Mehr Transparenz soll geschaffen werden, um die Auswirkungen von Nachhaltigkeitsaspekten auf die Unternehmen als auch auf deren unternehmerischen Handels zu erkennen (auch “double materiality” genannt). Die Berichtspflicht wird schrittweise auf alle großen Kapitalgesellschaften und börsennotierten Unternehmen in der EU ausgedehnt werden.

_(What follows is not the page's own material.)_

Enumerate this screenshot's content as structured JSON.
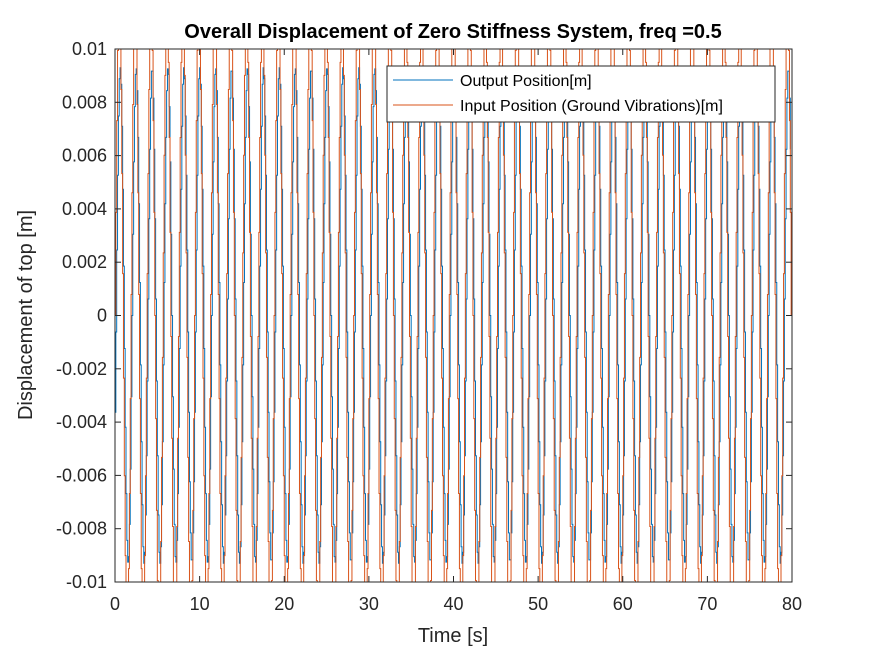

Mit der Taxonomie-Verordnung wurde ein Klassifizierungssystem für ökologisch nachhaltiges Wirtschaften in der EU geschaffen. Ziel ist es, Transparenz zu schaffen, ökologisch nachhaltige Investitionen zu erleichtern und "Greenwashing" zu verhindern. Die Taxonomie-Verordnung wird durch delegierte Rechtsakte und technische Bewertungskriterien konkretisiert. Sie ist sowohl für die Nachhaltigkeitsberichterstattung als auch für die nachhaltigkeitsbezogenen Offenlegungspflichten von Finanzmarktteilnehmern relevant.

Woco nimmt seine ökologische, ökonomische und soziale Verantwortung mit klaren Nachhaltigkeitsschwerpunkten und konkreten Maßnahmen ernst. Dies macht das Unternehmen zu einem attraktiven Partner für alle Stakeholder.

Nachhaltigkeit hat für Woco strategische Priorität.